Raising the temptation off of the ground is a great option.  If you have issues with your back or knees, this makes gardening easier to do and is an added benefit to you.  You can either build one or purchase a kit at your local outdoor home improvement store.

If the size of your garden is such that a traditional raised bed will not suffice, consider mounding the dirt higher on each row.  Sloping of the dirt does make it more difficult for rabbits to reach their prize.  You can also make the paths between the rows narrower in order to make it less negotiable for them.

Plant a Natural Border

There are a few plants available that serve to stave off rabbits.  Rosemary, marigolds and rhododendrons are three to choose from as a natural barrier around your garden.  Simply plant them on the perimeter of the garden to act as a fence.  This protects while still giving a visual appeal to your design.

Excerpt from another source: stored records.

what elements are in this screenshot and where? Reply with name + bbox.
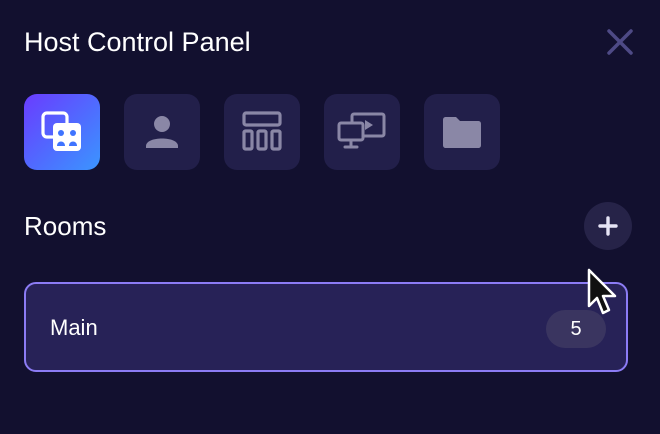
screen-share-icon	[337, 112, 386, 149]
plus-icon	[598, 216, 618, 236]
layout-icon	[242, 111, 282, 151]
tool-participants[interactable]	[124, 94, 200, 170]
close-button[interactable]	[600, 24, 640, 60]
tool-rooms[interactable]	[24, 94, 100, 170]
add-room-button[interactable]	[584, 202, 632, 250]
host-control-panel: Host Control Panel Rooms Main 5	[0, 0, 660, 434]
panel-title: Host Control Panel	[24, 27, 251, 57]
rooms-heading: Rooms	[24, 211, 107, 241]
tool-layout[interactable]	[224, 94, 300, 170]
close-icon	[607, 29, 633, 55]
room-name: Main	[50, 315, 98, 340]
participant-count-badge: 5	[546, 310, 606, 348]
tool-screen-share[interactable]	[324, 94, 400, 170]
user-icon	[146, 116, 178, 148]
rooms-icon	[41, 111, 81, 151]
folder-icon	[443, 117, 481, 148]
room-item-main[interactable]: Main 5	[24, 282, 628, 372]
tool-bar	[24, 94, 500, 170]
tool-files[interactable]	[424, 94, 500, 170]
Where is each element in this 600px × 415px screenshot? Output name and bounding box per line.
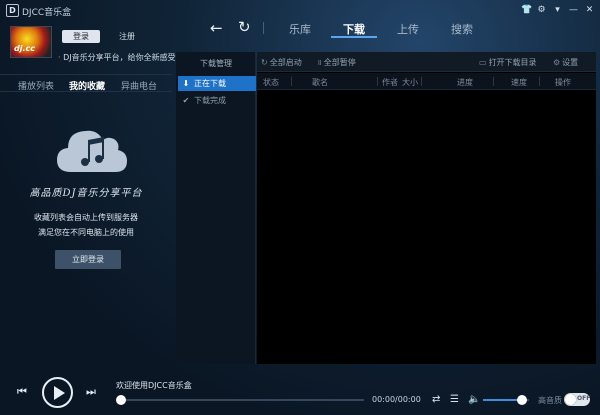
title-bar[interactable]: D DJCC音乐盒 👕 ⚙ ▾ — ✕ — [0, 0, 600, 22]
download-sidebar-title: 下载管理 — [200, 59, 232, 68]
time-readout: 00:00/00:00 — [372, 395, 421, 404]
check-icon: ✔ — [182, 96, 190, 105]
window-controls: 👕 ⚙ ▾ — ✕ — [521, 5, 594, 15]
sidebar-item-downloading[interactable]: ⬇ 正在下载 — [178, 76, 256, 91]
favorites-panel: 高品质DJ音乐分享平台 收藏列表会自动上传到服务器 满足您在不同电脑上的使用 立… — [0, 92, 172, 372]
login-now-button[interactable]: 立即登录 — [55, 250, 121, 269]
tagline: · DJ音乐分享平台，给你全新感受！ — [58, 52, 184, 63]
previous-icon[interactable]: ⏮ — [17, 385, 27, 399]
play-icon — [54, 386, 65, 400]
open-dir-button[interactable]: ▭ 打开下载目录 — [479, 57, 537, 68]
sidebar-item-completed[interactable]: ✔ 下载完成 — [178, 93, 256, 108]
col-action: 操作 — [555, 78, 571, 87]
toggle-state: OFF — [577, 395, 591, 402]
avatar[interactable]: dj.cc — [10, 26, 52, 58]
platform-slogan: 高品质DJ音乐分享平台 — [29, 188, 143, 199]
favorites-desc-1: 收藏列表会自动上传到服务器 — [34, 213, 138, 222]
next-icon[interactable]: ⏭ — [86, 385, 96, 399]
nav-divider — [263, 22, 264, 34]
left-tabs: 播放列表 我的收藏 异曲电台 — [0, 74, 172, 92]
tab-download[interactable]: 下载 — [343, 21, 365, 37]
hq-label: 高音质 — [538, 396, 562, 405]
app-title: DJCC音乐盒 — [22, 8, 72, 18]
volume-handle[interactable] — [517, 395, 528, 405]
col-divider — [291, 77, 292, 86]
login-button[interactable]: 登录 — [62, 30, 100, 43]
download-sidebar: 下载管理 ⬇ 正在下载 ✔ 下载完成 — [176, 52, 256, 364]
cloud-music-icon — [57, 130, 127, 172]
start-all-button[interactable]: ↻ 全部启动 — [261, 57, 302, 68]
col-speed: 速度 — [511, 78, 527, 87]
playlist-icon[interactable]: ☰ — [450, 394, 459, 405]
folder-icon: ▭ — [479, 58, 487, 67]
now-playing-text: 欢迎使用DJCC音乐盒 — [116, 381, 192, 390]
close-icon[interactable]: ✕ — [585, 5, 594, 15]
toggle-knob — [565, 394, 576, 405]
table-header: 状态 歌名 作者 大小 进度 速度 操作 — [257, 73, 596, 90]
pause-all-label: 全部暂停 — [323, 58, 356, 67]
gear-icon[interactable]: ⚙ — [537, 5, 546, 15]
sidebar-item-label: 正在下载 — [194, 79, 226, 88]
tab-upload[interactable]: 上传 — [397, 21, 419, 37]
col-status: 状态 — [263, 78, 279, 87]
settings-button[interactable]: ⚙ 设置 — [553, 57, 578, 68]
tagline-text: DJ音乐分享平台，给你全新感受！ — [63, 53, 184, 62]
play-button[interactable] — [42, 377, 73, 408]
progress-handle[interactable] — [116, 395, 126, 405]
sidebar-item-label: 下载完成 — [194, 96, 226, 105]
col-title: 歌名 — [312, 78, 328, 87]
favorites-desc-2: 满足您在不同电脑上的使用 — [38, 228, 134, 237]
start-all-label: 全部启动 — [269, 58, 302, 67]
gear-icon: ⚙ — [553, 58, 561, 67]
col-divider — [421, 77, 422, 86]
refresh-icon[interactable]: ↻ — [238, 18, 251, 36]
tab-library[interactable]: 乐库 — [289, 21, 311, 37]
tab-radio[interactable]: 异曲电台 — [121, 79, 157, 92]
download-list: ↻ 全部启动 ॥ 全部暂停 ▭ 打开下载目录 ⚙ 设置 状态 歌名 作者 大小 进度 速… — [257, 52, 596, 364]
download-icon: ⬇ — [182, 79, 190, 88]
avatar-text: dj.cc — [14, 44, 35, 53]
hq-toggle[interactable]: OFF — [564, 393, 590, 406]
menu-icon[interactable]: ▾ — [553, 5, 562, 15]
star-icon: · — [58, 53, 61, 62]
refresh-small-icon: ↻ — [261, 58, 268, 67]
tab-favorites[interactable]: 我的收藏 — [69, 79, 105, 92]
col-divider — [393, 77, 394, 86]
player-bar: ⏮ ⏭ 欢迎使用DJCC音乐盒 00:00/00:00 ⇄ ☰ 🔈 高音质 OF… — [0, 372, 600, 415]
volume-icon[interactable]: 🔈 — [468, 394, 480, 405]
col-size: 大小 — [402, 78, 418, 87]
repeat-icon[interactable]: ⇄ — [432, 394, 440, 405]
pause-icon: ॥ — [317, 58, 322, 67]
minimize-icon[interactable]: — — [569, 5, 578, 15]
col-divider — [377, 77, 378, 86]
progress-bar[interactable] — [121, 399, 364, 401]
app-logo-icon: D — [6, 4, 19, 17]
col-divider — [539, 77, 540, 86]
back-icon[interactable]: ← — [210, 19, 223, 37]
download-toolbar: ↻ 全部启动 ॥ 全部暂停 ▭ 打开下载目录 ⚙ 设置 — [257, 52, 596, 72]
register-link[interactable]: 注册 — [119, 31, 135, 42]
col-progress: 进度 — [457, 78, 473, 87]
tab-playlist[interactable]: 播放列表 — [18, 79, 54, 92]
pause-all-button[interactable]: ॥ 全部暂停 — [317, 57, 356, 68]
skin-icon[interactable]: 👕 — [521, 5, 532, 15]
tab-search[interactable]: 搜索 — [451, 21, 473, 37]
settings-label: 设置 — [562, 58, 579, 67]
col-divider — [493, 77, 494, 86]
open-dir-label: 打开下载目录 — [488, 58, 537, 67]
col-artist: 作者 — [382, 78, 398, 87]
app-window: D DJCC音乐盒 👕 ⚙ ▾ — ✕ dj.cc 登录 注册 · DJ音乐分享… — [0, 0, 600, 415]
active-tab-indicator — [331, 36, 377, 38]
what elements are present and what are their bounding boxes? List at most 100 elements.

This is certainly a traditional way to go, but there are some things to remember when wanting to remain humane with this choice.  Skip the electric fencing and go with a chicken wire fence.  Make sure that it’s at least two or three feet tall and the holes are one inch wide, as a larger sized hole will allow the rabbit to stick his head in and potentially get stuck.  Dig a trench about three to six inches deep around your garden.  Bend the wire on one end in a right angle.  That end is then placed into the trench with the bent side out.  This deters any diggers from getting under the fence.

Plant a Decoy Garden

Instead of focusing on evicting your furry visitors from your property completely, embrace their presence and plant a garden exclusively for them.  Make sure you put it far enough away from your main garden.  Fill the garden with their choice favorites.  Clover, tall grass, wild flowers and dandelions will attract them to the decoy, allowing your main vegetation ignored.  This can even be a garden your children will enjoy maintaining, while giving them another source of interaction with Nature’s wonderful creatures.